I love St. Louis… It’s a vibrant, metropolitan city, and was one of the early ones that I traveled to in my wine sales and marketing/PR career. I’ve been very lucky to have had the opportunity to explore over 40 of our 50 states. What I primarily learned, early on, is that regardless of which city and state you’re in, they each have a fabulous culture uniquely their own. Each is worth exploring for its history, people, cultural nuances, and foods as they relate to the US being established.

In St. Louis there exists a wine writer and his wife, Joe and Ann Lemons Pollack. Ann has become equally famous in her own right as his partner in wining, dining, and pen…

Joe’s been my main man in St. Louis, ever since I began my own wine PR career, and he’s part of the fabric in his own home city. If you read about food and wine in St. Louis, you know Joe Pollack.

I couldn’t resist getting him into my wine writer list, because Joe’s a legend and a friend.

Today, like all wine writers, he’s now also publishing on his own wine blog ~ St. Louis Eats and Drinks With Joe and Ann Pollack

On their blog:

Joe and Ann Pollack, St. Louis’ most experienced food writers, lead a tour of restaurants, wines, shops and other interesting places. When we travel, you will travel with us. When we eat, drink, cook, entertain or read, when we go to the movies or theater, we’ll share our knowledge and opinions. Come along for the ride!! Copyright 2010 Joe Pollack and Ann Lemons Pollack

What’s amazing to me is that we’ve only had one dining experience in Santa Rosa, California many years ago, and their memories of that night (and mine) remain warm and friendly. Considering that wining and dining is their life’s vocation, I can’t believe that I’m not a distant memory. This speaks to their integrity. It’s not only about the foods and wines, it’s about the people behind them… and they have lovely elephant memories.

And so, from a recent press release, Joe and I reconnect. I’ll be sending him samples, meanwhile I asked him to play along with my wine writer profile. He did. He also apologized for being occasionally snarky. As a journalist, he knows better than most the effects the internet has had on his career. That said, his cream rose to the top a long time ago, and has nowhere else to go.

For a journalist, you’re going to see in this interview he’s a man of few words, but some of those words are very powerful and revealing in their brevity.

[Q]  Many wine writers also have a day job. If wine isn’t your job, what is and for whom?

[Joe]  I’ve been writing for money since 1945, when I was in high school. Retired after 30+ years in newspapers, 10 in p.r., lots of radio and tv, now run a blog, write regularly for St. Louis Magazine and the St.
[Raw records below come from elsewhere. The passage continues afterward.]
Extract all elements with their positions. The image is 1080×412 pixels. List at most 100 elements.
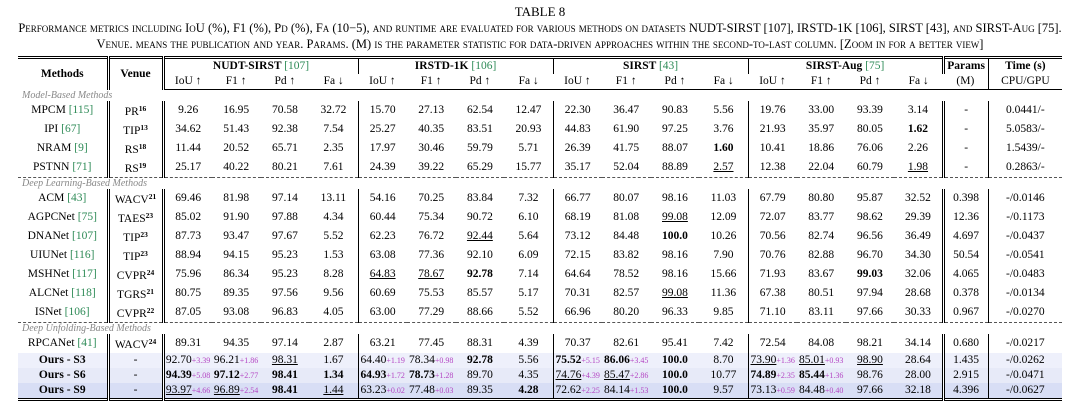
value-cell: 0.2863/- bbox=[988, 158, 1062, 178]
value-cell: 29.39 bbox=[894, 208, 945, 227]
value: 71.10 bbox=[759, 306, 786, 318]
value: 7.42 bbox=[713, 337, 734, 349]
venue-name: TGRS bbox=[117, 289, 147, 301]
value: 88.89 bbox=[662, 161, 688, 173]
value-cell: 52.04 bbox=[602, 158, 651, 178]
value: 54.16 bbox=[369, 192, 396, 204]
value: 2.35 bbox=[323, 142, 344, 154]
value-cell: 67.79 bbox=[748, 189, 797, 208]
value-cell: 98.41 bbox=[261, 383, 310, 400]
value: 93.08 bbox=[223, 306, 250, 318]
value: 13.11 bbox=[320, 192, 347, 204]
value: 85.01 bbox=[799, 354, 825, 366]
metric-header: Pd ↑ bbox=[845, 74, 895, 90]
value-cell: 9.57 bbox=[699, 383, 749, 400]
value-cell: 15.70 bbox=[358, 101, 407, 120]
gain: +0.40 bbox=[824, 386, 844, 395]
value: 40.35 bbox=[418, 123, 445, 135]
value: 20.93 bbox=[515, 123, 542, 135]
value: 5.56 bbox=[713, 104, 734, 116]
value-cell: 95.41 bbox=[651, 334, 700, 353]
value-cell: 75.52+5.15 bbox=[553, 353, 602, 368]
gain: +3.45 bbox=[629, 356, 649, 365]
gain: +2.35 bbox=[776, 371, 795, 380]
value: 88.66 bbox=[466, 306, 493, 318]
value-cell: 98.16 bbox=[651, 265, 700, 284]
value: 83.82 bbox=[613, 249, 640, 261]
value-cell: 63.23+0.02 bbox=[358, 383, 407, 400]
value: 8.70 bbox=[713, 354, 734, 366]
value-cell: 100.0 bbox=[651, 353, 700, 368]
citation: [107] bbox=[71, 230, 97, 242]
value-cell: 98.76 bbox=[846, 368, 895, 383]
section-label: Deep Learning-Based Methods bbox=[18, 177, 1063, 189]
value-cell: 90.72 bbox=[456, 208, 505, 227]
value-cell: 5.0583/- bbox=[988, 120, 1062, 139]
value-cell: 72.15 bbox=[553, 246, 602, 265]
value-cell: 2.915 bbox=[943, 368, 989, 383]
value-cell: 80.05 bbox=[846, 120, 895, 139]
value-cell: 0.680 bbox=[943, 334, 989, 353]
dataset-header: IRSTD-1K [106] bbox=[358, 57, 554, 74]
value-cell: 32.52 bbox=[894, 189, 945, 208]
value-cell: 85.57 bbox=[456, 284, 505, 303]
value: 77.29 bbox=[418, 306, 445, 318]
value: 80.21 bbox=[271, 161, 298, 173]
value-cell: 10.41 bbox=[748, 139, 797, 158]
value: 86.06 bbox=[603, 354, 630, 366]
venue-name: TAES bbox=[117, 213, 146, 225]
value: 83.11 bbox=[808, 306, 834, 318]
value: -/0.0483 bbox=[1006, 268, 1045, 280]
header-cell: (M) bbox=[943, 74, 989, 90]
value-cell: 98.31 bbox=[261, 353, 310, 368]
value: 80.80 bbox=[808, 192, 835, 204]
value-cell: 86.34 bbox=[212, 265, 261, 284]
gain: +1.36 bbox=[824, 371, 844, 380]
value-cell: 5.56 bbox=[504, 353, 554, 368]
venue-cell: CVPR22 bbox=[108, 303, 165, 323]
value-cell: 8.28 bbox=[309, 265, 359, 284]
value-cell: 72.07 bbox=[748, 208, 797, 227]
venue-cell: TAES23 bbox=[108, 208, 165, 227]
value-cell: 41.75 bbox=[602, 139, 651, 158]
value-cell: 34.30 bbox=[894, 246, 945, 265]
method-name: MPCM bbox=[31, 104, 66, 116]
value: -/0.0541 bbox=[1006, 249, 1045, 261]
value: 99.03 bbox=[857, 268, 883, 280]
value: 32.52 bbox=[905, 192, 931, 204]
value-cell: 40.35 bbox=[407, 120, 456, 139]
value-cell: - bbox=[943, 120, 989, 139]
value: 84.08 bbox=[808, 337, 835, 349]
value-cell: 28.00 bbox=[894, 368, 945, 383]
header-cell: Methods bbox=[18, 57, 110, 90]
value: 97.66 bbox=[857, 384, 883, 396]
value: 15.70 bbox=[369, 104, 396, 116]
value: 12.36 bbox=[953, 211, 980, 223]
value: -/0.0217 bbox=[1006, 337, 1045, 349]
value: 96.89 bbox=[213, 384, 240, 396]
value: 85.44 bbox=[799, 369, 825, 381]
metric-header: Pd ↑ bbox=[260, 74, 310, 90]
value: 59.79 bbox=[466, 142, 493, 154]
method-cell: ACM [43] bbox=[18, 189, 110, 208]
value: 30.33 bbox=[905, 306, 931, 318]
value: 97.14 bbox=[271, 337, 298, 349]
value-cell: 80.80 bbox=[797, 189, 846, 208]
value-cell: 77.36 bbox=[407, 246, 456, 265]
section-label: Deep Unfolding-Based Methods bbox=[18, 322, 1063, 334]
value: 70.58 bbox=[271, 104, 298, 116]
value: 95.23 bbox=[271, 249, 298, 261]
venue-cell: - bbox=[108, 353, 165, 368]
venue-name: TIP bbox=[123, 251, 141, 263]
value: 74.76 bbox=[555, 369, 582, 381]
value: 84.48 bbox=[799, 384, 825, 396]
value: 73.13 bbox=[750, 384, 777, 396]
value: 78.73 bbox=[408, 369, 435, 381]
value-cell: -/0.0270 bbox=[988, 303, 1062, 323]
gain: +0.98 bbox=[434, 356, 454, 365]
value: 52.04 bbox=[613, 161, 640, 173]
value-cell: 72.62+2.25 bbox=[553, 383, 602, 400]
value-cell: 70.37 bbox=[553, 334, 602, 353]
value: 0.398 bbox=[953, 192, 980, 204]
value-cell: 92.44 bbox=[456, 227, 505, 246]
Louis Journalism Review, and for intelligent editors who commission stories.

[Q]  When did you start writing about wine?

[Joe]  1972

[Q]  What prompted you to start writing about wine?
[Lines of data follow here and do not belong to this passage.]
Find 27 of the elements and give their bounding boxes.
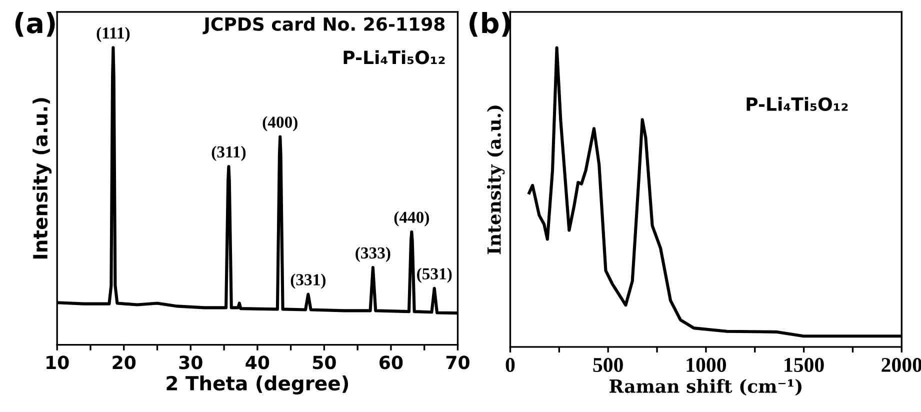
x-tick-label: 10: [46, 356, 69, 370]
annotation: (311): [212, 146, 246, 161]
x-tick-label: 30: [179, 356, 202, 370]
x-tick-label: 60: [380, 356, 403, 370]
x-tick-label: 50: [313, 356, 336, 370]
x-tick-label: 0: [506, 358, 515, 372]
x-tick-label: 1000: [686, 358, 726, 372]
y-axis-title: Intensity (a.u.): [486, 106, 505, 254]
y-axis-title: Intensity (a.u.): [32, 98, 52, 259]
annotation: (440): [394, 211, 429, 226]
text: (a): [15, 12, 55, 37]
annotation: (331): [290, 274, 326, 289]
annotation: P-Li₄Ti₅O₁₂: [344, 50, 445, 64]
x-tick-label: 40: [246, 356, 270, 370]
x-axis-title: Raman shift (cm⁻¹): [610, 378, 802, 396]
x-tick-label: 500: [593, 358, 623, 372]
x-tick-label: 70: [446, 356, 470, 370]
text: JCPDS card No. 26-1198: [202, 16, 445, 34]
annotation: (111): [96, 26, 130, 42]
x-axis-title: 2 Theta (degree): [166, 376, 348, 394]
annotation: (400): [262, 116, 298, 132]
text: (b): [470, 12, 510, 37]
x-tick-label: 1500: [784, 358, 824, 372]
annotation: (531): [417, 268, 452, 283]
annotation: P-Li₄Ti₅O₁₂: [746, 97, 848, 111]
annotation: (333): [356, 246, 390, 262]
x-tick-label: 20: [112, 356, 136, 370]
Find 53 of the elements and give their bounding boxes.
[Joe]  Joseph Pulitzer, publisher of the Post-Dispatch, told me that as long as I was writing about food, I ought to write about wine, too.

[Q]  What aspect(s) of wine do you most enjoy covering?

[Joe]  Drinking it, talking to winemakers.

[Q]  How has your job changed since you’ve started?

[Joe]  Writing on line instead of for a daily paper, but writing about the same things in the same way.

[Q]  What’s the most memorable wine you’ve ever tasted?

[Joe]  Any first-growth Burgundy or Bordeaux at its winery.

[Q]  What’s your favorite variety?

[Joe]  Bordeaux

[Q]  Do you believe that there are better quality, lower priced wines today, than in past vintages?

[Joe]  Yes

[Q]  What’s your favorite innovation in the wine industry over the past few years?

[Joe]  Screw caps

[Q]  What’s your favorite food and wine pairing?

[Joe]  As I tell people, “Give me a great meal and a great wine, and I’ll make them go together.” More seriously, oysters and Champagne.

[Q]  What are your interests outside of the wine business?

[Joe]  Theater, movies, politics, sports

[Q]  Who inspires you (wine business or outside of it, doesn’t matter)?

[Joe]  A. J. Liebling, a writer on war, food, politics and boxing from the 1940s-60s for the New Yorker and in books. He said, “Freedom of the press belongs to him who owns one,” and my words to live by, “I can write faster than anyone who can write better, and I can write better than anyone who can write faster.”

[Q]  For what would you like to be remembered?

[Joe]  As an honest man who wrote with passion.